Change-Id: I4f6581b7fb895ed2b1d505b9947e363665551b57
Story: 2007470
Task: 39158
---
 ironic/drivers/modules/agent_client.py            | 15 ++++++++++++++-
 .../unit/drivers/modules/test_agent_client.py     | 11 +++++++++++
 ...ent-command-status-retry-f9b6f53a823c6b01.yaml |  6 ++++++
 3 files changed, 31 insertions(+), 1 deletion(-)
 create mode 100644 releasenotes/notes/agent-command-status-retry-f9b6f53a823c6b01.yaml

diff --git a/ironic/drivers/modules/agent_client.py b/ironic/drivers/modules/agent_client.py
index 32427c6e71..fed6846707 100644
--- a/ironic/drivers/modules/agent_client.py
+++ b/ironic/drivers/modules/agent_client.py
@@ -137,6 +137,10 @@ class AgentClient(object):
         return result
 
     @METRICS.timer('AgentClient.get_commands_status')
+    @retrying.retry(
+        retry_on_exception=(
+            lambda e: isinstance(e, exception.AgentConnectionFailed)),
+        stop_max_attempt_number=CONF.agent.max_command_attempts)
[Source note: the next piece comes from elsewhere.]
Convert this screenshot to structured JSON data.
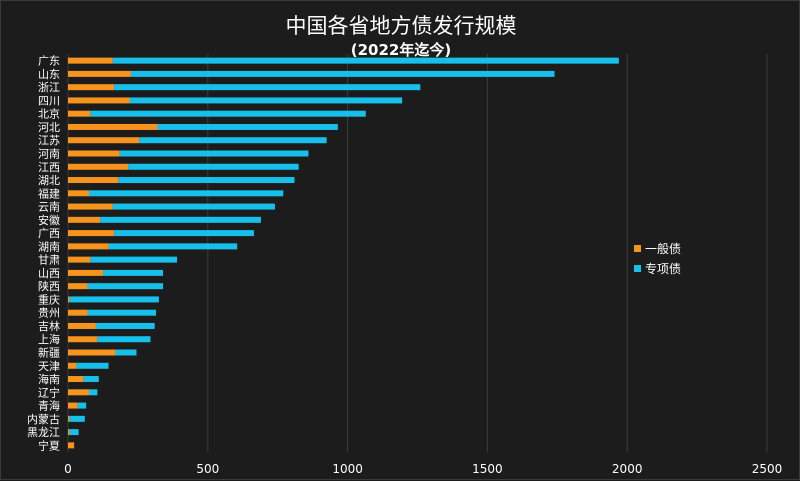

     def get_commands_status(self, node):
         """Get command status from agent.
 
@@ -166,7 +170,16 @@ class AgentClient(object):
         """
         url = self._get_command_url(node)
         LOG.debug('Fetching status of agent commands for node %s', node.uuid)
-        resp = self.session.get(url, timeout=CONF.agent.command_timeout)
+        try:
+            resp = self.session.get(url, timeout=CONF.agent.command_timeout)
+        except (requests.ConnectionError, requests.Timeout) as e:
+            msg = (_('Failed to connect to the agent running on node %(node)s '
+                     'to collect commands status. '
+                     'Error: %(error)s') %
+                   {'node': node.uuid, 'error': e})
+            LOG.error(msg)
+            raise exception.AgentConnectionFailed(reason=msg)
+
         result = resp.json()['commands']
         status = '; '.join('%(cmd)s: result "%(res)s", error "%(err)s"' %
                            {'cmd': r.get('command_name'),
diff --git a/ironic/tests/unit/drivers/modules/test_agent_client.py b/ironic/tests/unit/drivers/modules/test_agent_client.py
index a39477f02b..78812b5a89 100644
--- a/ironic/tests/unit/drivers/modules/test_agent_client.py
+++ b/ironic/tests/unit/drivers/modules/test_agent_client.py
@@ -191,6 +191,17 @@ class TestAgentClient(base.TestCase):
                     'api_version': CONF.agent.agent_api_version},
                 timeout=CONF.agent.command_timeout)
 
+    def test_get_commands_status_retries(self):
+        with mock.patch.object(self.client.session, 'get',
+                               autospec=True) as mock_get:
+            res = mock.MagicMock(spec_set=['json'])
+            res.json.return_value = {'commands': []}
+            mock_get.side_effect = [
+                requests.ConnectionError('boom'),
+                res]
+            self.assertEqual([], self.client.get_commands_status(self.node))
+            self.assertEqual(2, mock_get.call_count)
+
     def test_prepare_image(self):
         self.client._command = mock.MagicMock(spec_set=[])
         image_info = {'image_id': 'image'}
diff --git a/releasenotes/notes/agent-command-status-retry-f9b6f53a823c6b01.yaml b/releasenotes/notes/agent-command-status-retry-f9b6f53a823c6b01.yaml
new file mode 100644
index 0000000000..df49202525
--- /dev/null
+++ b/releasenotes/notes/agent-command-status-retry-f9b6f53a823c6b01.yaml
@@ -0,0 +1,6 @@
+---
+fixes:
+  - |
+    Fixes an issue with the agent client code where checks of the agent
+    command status had no logic to prevent an intermittent or transient
+    connection failure from causing the entire operation to fail.